You decide that this is the best chance you’ll have of snagging his mind, slip quickly past the last few people blocking you, and take a stab at his mind. This time, you slip through his natural mental defense with some effort, and plant a small hook in an unused part of his brain. The instant that you set the hook, though, he passes out of range and the line breaks.

Well, you *can* get into his head. If only you could keep it in one place.

Well, that was strange. I read that most stalkers actually fear confrontations with their stalkees, but really, Ferdinand and I have just begun a stalking. The foundations of our stalkerdom are still unset. How is the flower of our obsession supposed to burst into full bloom when its roots are dug into such soft soil?

Just like a man. Sigh. I'll bet he's afraid of commitment. In the back of his mind, he still thinks that somewhere out there is the perfect stalkee, and he'll miss out on her if he settles for me.

Now I'm insulted.

(I give a quick peek over my shoulder just in case Ferdinand was actually running from, say, the animated burning corpse shuffling along behind me. No corpse? Good. How 'bout a policeman? No? Good. Just checking.)
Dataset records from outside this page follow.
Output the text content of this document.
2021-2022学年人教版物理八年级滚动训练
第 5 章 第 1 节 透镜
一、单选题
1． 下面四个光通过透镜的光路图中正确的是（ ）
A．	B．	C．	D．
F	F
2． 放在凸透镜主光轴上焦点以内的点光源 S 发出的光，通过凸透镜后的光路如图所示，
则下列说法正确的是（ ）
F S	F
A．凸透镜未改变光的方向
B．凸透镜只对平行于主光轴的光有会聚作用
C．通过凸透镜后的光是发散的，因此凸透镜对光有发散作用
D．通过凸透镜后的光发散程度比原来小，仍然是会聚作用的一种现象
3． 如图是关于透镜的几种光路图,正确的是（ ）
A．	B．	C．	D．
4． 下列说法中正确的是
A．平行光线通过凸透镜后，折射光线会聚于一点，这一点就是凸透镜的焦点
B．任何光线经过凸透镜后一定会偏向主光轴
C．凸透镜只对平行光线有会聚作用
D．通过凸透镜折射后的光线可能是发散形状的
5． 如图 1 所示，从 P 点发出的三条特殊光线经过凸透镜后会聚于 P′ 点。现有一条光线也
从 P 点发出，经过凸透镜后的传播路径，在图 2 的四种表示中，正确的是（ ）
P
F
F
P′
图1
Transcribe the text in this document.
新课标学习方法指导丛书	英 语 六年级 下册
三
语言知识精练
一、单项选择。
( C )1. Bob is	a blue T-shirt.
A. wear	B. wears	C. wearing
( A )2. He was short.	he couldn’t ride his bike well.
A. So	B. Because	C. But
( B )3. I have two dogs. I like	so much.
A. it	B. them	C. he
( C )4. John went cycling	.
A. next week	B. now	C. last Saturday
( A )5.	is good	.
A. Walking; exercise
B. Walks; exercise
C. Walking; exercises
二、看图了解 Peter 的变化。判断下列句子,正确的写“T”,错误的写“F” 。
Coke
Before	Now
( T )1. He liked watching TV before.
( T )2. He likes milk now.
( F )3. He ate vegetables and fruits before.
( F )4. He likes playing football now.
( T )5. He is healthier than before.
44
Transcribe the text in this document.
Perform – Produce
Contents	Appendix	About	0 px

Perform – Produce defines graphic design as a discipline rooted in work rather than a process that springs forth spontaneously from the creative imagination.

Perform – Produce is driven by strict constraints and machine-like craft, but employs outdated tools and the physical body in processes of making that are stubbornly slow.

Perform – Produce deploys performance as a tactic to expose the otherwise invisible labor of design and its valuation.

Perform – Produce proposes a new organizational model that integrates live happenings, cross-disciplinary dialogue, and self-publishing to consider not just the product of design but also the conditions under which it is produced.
My rage is dissipating a little; his running away completely threw me. He's seeming less like a lovestricken psychopath now, and more like a yutz. Yutzes I can deal with.

I'm going to follow him, and if I get another hook into his mind, I'm going to put something in his path--a truck backing up or some such--to slow him down. If I can't catch him, I'll run until he's tired, then let him think he's lost me, dodge into an alley or restroom or something, and shapeshift into someone inconspicuous so I can follow him a bit farther. (*That* should be a good test of whether he knows I'm a fox.) I won't confront him unless I look like me, though, unless he gives a clear sign that he knows the shapeshifted form is me.